Ore di preparativi per Roberto Giachetti. Ormai sembra deciso, anzi rassegnato: su richiesta – pressante – di Renzi, il vicepresidente della Camera si lancerà alle primarie del 6 marzo. Lo annuncerà entro la direzione del 22 gennaio, e avrà il crisma del candidato preferito dal segretario.
Così il Pd romano ha trovato il cavallo piazzato per la corsa dei gazebo. E poi, soprattutto, per quella vera del Campidoglio. Sulla quale il commissario Matteo Orfini ostenta tranquillità perché, spiega, «i sondaggi ci danno la possibilità di giocarcela, e fin qui siamo senza un candidato». Sottinteso: quando il Pd avrà il suo nome e comincerà a muoversi tornerà definitivamente in corsa contro i grillini.

In attesa che i sondaggi reagiscano secondo le aspettative democratiche, la partita più delicata nel Pd paradossalmente è un’altra. Riguarda la sinistra. Il crollo dei consensi seguito al disastro della vicenda Marino consiglia il gruppo dirigente di riportare i vendoliani nell’ovile delle primarie e di lì sul candidato vincente. Ma Sel ufficialmente appoggia Stefano Fassina, ex Pd oggi «alternativo» al Pd. Nel corso di una lunghissima riunione di segreteria ieri pomeriggio Nichi Vendola ha ribadito la vicinanza dei suoi all’ex viceministro, a cui pure in molti chiedono una correzione di rotta fuori dall’enclave della sinistra tradizionale.
Così stando le cose per il Pd l’unica strada utile a provocare un qualche ripensamento, almeno in una parte di Sel, è candidare un nome che peschi nell’area della sinistra.
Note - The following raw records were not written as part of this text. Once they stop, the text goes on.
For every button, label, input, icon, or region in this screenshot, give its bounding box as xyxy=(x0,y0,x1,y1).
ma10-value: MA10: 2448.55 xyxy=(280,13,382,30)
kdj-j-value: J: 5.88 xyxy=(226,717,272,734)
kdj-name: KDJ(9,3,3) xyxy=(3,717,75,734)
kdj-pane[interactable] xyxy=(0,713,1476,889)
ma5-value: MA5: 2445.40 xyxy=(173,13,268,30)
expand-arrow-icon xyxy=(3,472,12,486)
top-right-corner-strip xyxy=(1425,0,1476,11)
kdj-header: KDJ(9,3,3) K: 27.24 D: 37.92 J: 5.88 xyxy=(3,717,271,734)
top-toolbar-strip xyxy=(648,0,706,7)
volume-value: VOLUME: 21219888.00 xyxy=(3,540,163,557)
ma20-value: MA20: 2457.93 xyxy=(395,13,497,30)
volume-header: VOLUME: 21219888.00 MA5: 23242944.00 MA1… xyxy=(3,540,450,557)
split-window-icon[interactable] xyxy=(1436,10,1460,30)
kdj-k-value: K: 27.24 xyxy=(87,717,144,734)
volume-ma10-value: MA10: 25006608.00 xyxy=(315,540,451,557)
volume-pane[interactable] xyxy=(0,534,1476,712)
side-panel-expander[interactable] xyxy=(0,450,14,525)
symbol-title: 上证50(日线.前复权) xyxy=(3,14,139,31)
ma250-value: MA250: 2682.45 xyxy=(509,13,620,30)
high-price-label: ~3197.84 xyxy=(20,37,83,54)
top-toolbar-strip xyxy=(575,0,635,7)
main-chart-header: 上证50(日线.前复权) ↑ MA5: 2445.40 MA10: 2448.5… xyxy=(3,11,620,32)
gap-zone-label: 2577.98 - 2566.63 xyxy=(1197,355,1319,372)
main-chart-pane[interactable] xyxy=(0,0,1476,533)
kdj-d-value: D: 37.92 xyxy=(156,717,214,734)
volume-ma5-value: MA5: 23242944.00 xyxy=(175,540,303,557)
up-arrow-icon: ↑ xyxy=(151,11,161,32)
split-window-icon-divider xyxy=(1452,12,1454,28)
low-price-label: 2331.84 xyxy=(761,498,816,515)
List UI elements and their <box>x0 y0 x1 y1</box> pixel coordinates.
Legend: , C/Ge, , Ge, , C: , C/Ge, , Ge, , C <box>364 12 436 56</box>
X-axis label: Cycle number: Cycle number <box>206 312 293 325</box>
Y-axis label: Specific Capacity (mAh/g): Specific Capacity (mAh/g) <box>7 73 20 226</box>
Sarà anche il messaggio unitario degli amministratori municipali di Pd e Sel che il 23 gennaio si ritroveranno al teatro Brancaccio.

Ma il nome ancora non c’è. Per essere un ponte a sinistra dovrà essere scelto fra chi a suo tempo si è schierato contro il commissario Orfini e a favore di Marino. Ma l’elenco è breve. Il senatore dissenziente Walter Tocci ha detto chiaro di non essere disponibile. La scelta cadrebbe fra Paolo Masini, renziano eterodosso, soprattutto molto vicino a Nicola Zingaretti, a sua volta schieratissimo a favore dell’alleanza con Sel; e Marco Miccoli, ex segretario del Pd romano, molto combattivo contro Orfini e soprattutto l’unico dirigente rimasto vicino a Marino.

Che resta ancora la vera incognita di tutto il campo del centrosinistra: l’ex sindaco in queste ore continua a mandare segnali della sua intenzione di candidarsi. Ma dal Pd, anche quello che non gli ha voltato le spalle, la richiesta è un’altra: quella di «mettersi a disposizione» della corsa alternativa alla maggioranza renziana. Fra i papabili dem c’è anche Roberto Morassut, veltroniano, vicino anche a Goffredo Bettini, ex assessore e da tempo «fustigatore» del Pd romano e con un buon dialogo a sinistra (ieri sera, non a caso, ha partecipato a una presentazione del libro del vendoliano Smeriglio); ma la sua corsa indebolirebbe quella di Giachetti.

L’incognita Marino pesa anche sulla sinistra. Che ieri appunto si è ricompattata su Fassina grazie ad una lunga riunione al vertice in cui Vendola ha messo sul piatto tutta la sua autorevolezza per fermare la faglia che si sta aprendo nel partito da Milano a Torino, Bologna, Roma e Napoli. O, più realisticamente per alleggerirne l’impatto. «Puntiamo tutto sull’apertura del processo unitario di Sinistra italiana e sul referendum costituzionale», è stato il ragionamento, «se Renzi depoliticizza il voto delle amministrative, perché mai noi dovremmo farne uno scontro fratricida?».

Così, spostando l’attenzione principale sull’assemblea del nuovo soggetto, in cui ormai Sel-Sinistra italiana ha il ruolo di locomotiva – il Prc non accetta di sciogliersi, L’Altra Europa deciderà il 17 gennaio come partecipare all’appuntamento – ieri Sel ha preparato il terreno l’ennesima quadra impossibile in vistra dell’assemblea di sabato: nessuno sarà escluso dal processo unitario a prescindere da come si sarà schierato alle amministrative, anche nei luoghi in cui il conflitto interno è più aspro. Divisi ma anche uniti, dunque. O viceversa.